Brunswik’s fundamental principle explained: A diffusion lens model of vicarious functioning
摘要
In Egon Brunswik’s theory of probabilistic functionalism, human prediction is conceptualized as an inductive inference process, in which cues are utilized as a lens to predict the probabilistically associated criterion in the environment. Dynamic cognitive adjustment, driven by the uncertainty of the individual and the substitutability of the environment, is based on vicarious functioning, the principle of learning from the frequency of co-occurrences. However, previous models of vicarious functioning, the multiple-regression lens and the fast-and-frugal lens, fail to explain how the individual reduces uncertainty while learning ecological cue validities.
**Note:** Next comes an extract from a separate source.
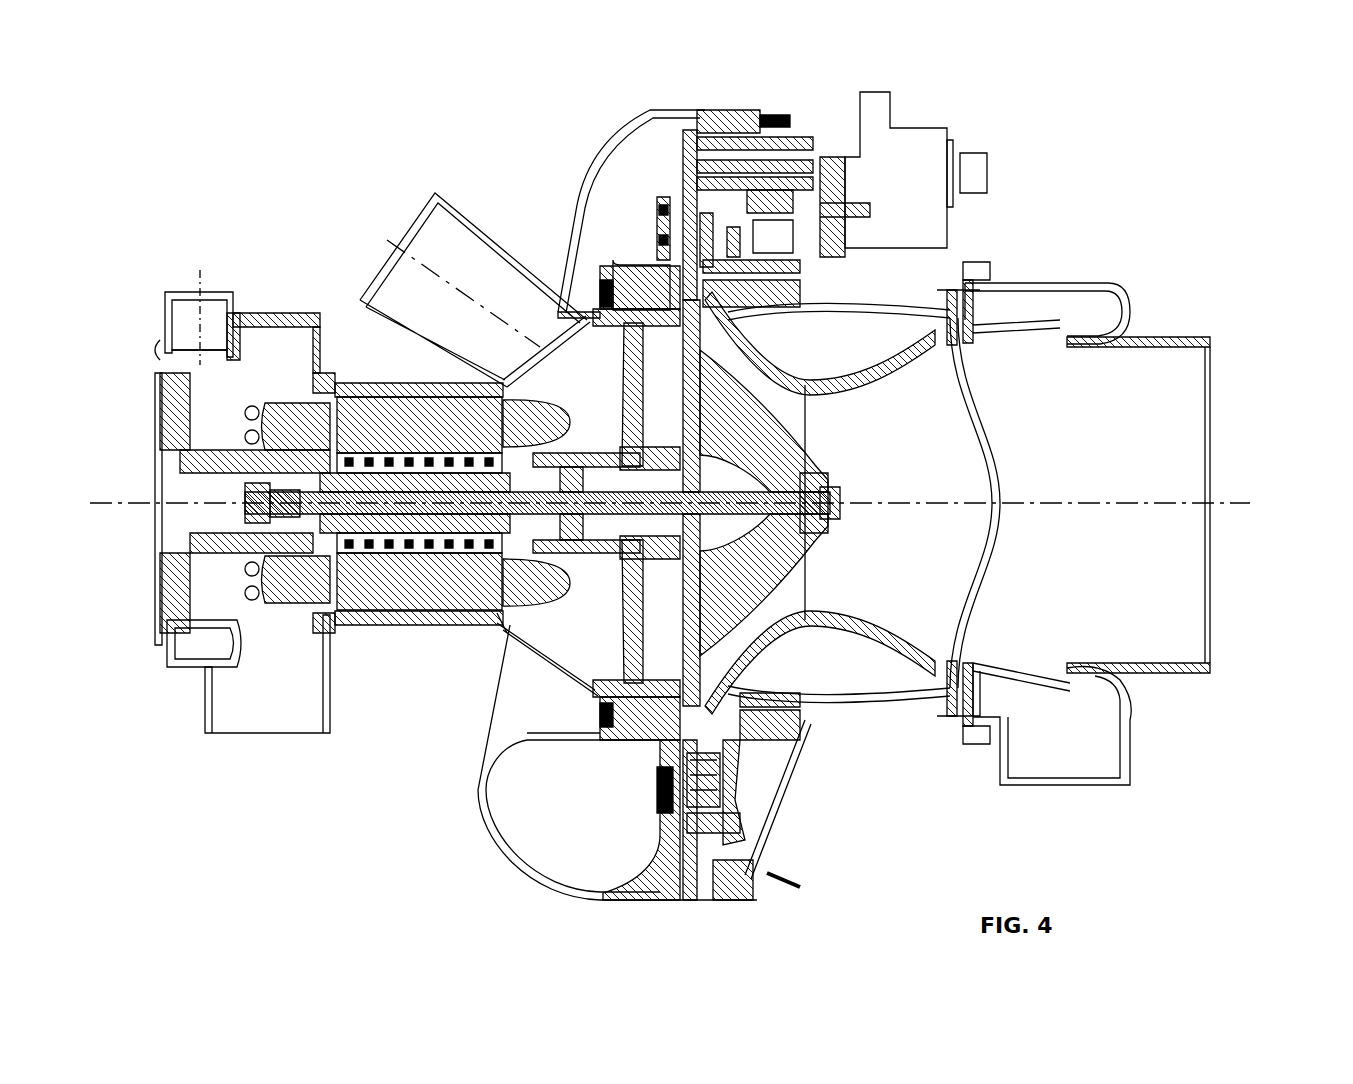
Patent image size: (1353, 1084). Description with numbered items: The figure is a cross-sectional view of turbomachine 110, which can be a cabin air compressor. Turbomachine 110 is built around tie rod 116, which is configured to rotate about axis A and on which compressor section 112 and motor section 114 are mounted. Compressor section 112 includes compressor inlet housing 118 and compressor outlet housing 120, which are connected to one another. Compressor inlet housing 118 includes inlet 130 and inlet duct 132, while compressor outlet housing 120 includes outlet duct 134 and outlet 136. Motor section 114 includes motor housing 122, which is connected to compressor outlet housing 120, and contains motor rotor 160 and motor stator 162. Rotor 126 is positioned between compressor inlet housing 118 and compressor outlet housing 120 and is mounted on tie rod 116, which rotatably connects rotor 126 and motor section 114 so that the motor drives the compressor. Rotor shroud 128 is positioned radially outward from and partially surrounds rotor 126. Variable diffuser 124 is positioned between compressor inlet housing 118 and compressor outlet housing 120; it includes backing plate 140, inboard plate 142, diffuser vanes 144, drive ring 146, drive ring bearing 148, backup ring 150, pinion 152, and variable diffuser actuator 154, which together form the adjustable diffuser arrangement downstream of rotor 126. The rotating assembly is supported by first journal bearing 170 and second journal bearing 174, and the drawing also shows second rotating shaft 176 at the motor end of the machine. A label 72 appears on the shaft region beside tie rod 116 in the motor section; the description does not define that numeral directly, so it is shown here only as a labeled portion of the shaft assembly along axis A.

We therefore developed a diffusion lens model of vicarious functioning that captures dynamic cognitive adjustment to environments with multiple probabilistic and substitutable cues. A superstatistics approach allowed us to account for uncertainty reduction over time by an increasing sensitivity of the drift rate to the ecological validity of the cues. Additionally, the non-decision time is assumed to increase linearly with the number of presented cues to account for cue substitutability in the environment. The resulting model was validated by successfully fitting it to response time and choice data previously collected across multiple-cue probability learning tasks in diverse environments and scenarios. This suggests that the diffusion lens model can explain cognitive adjustment from an initial absence of knowledge to a near-perfect approximation of the probabilistic environment.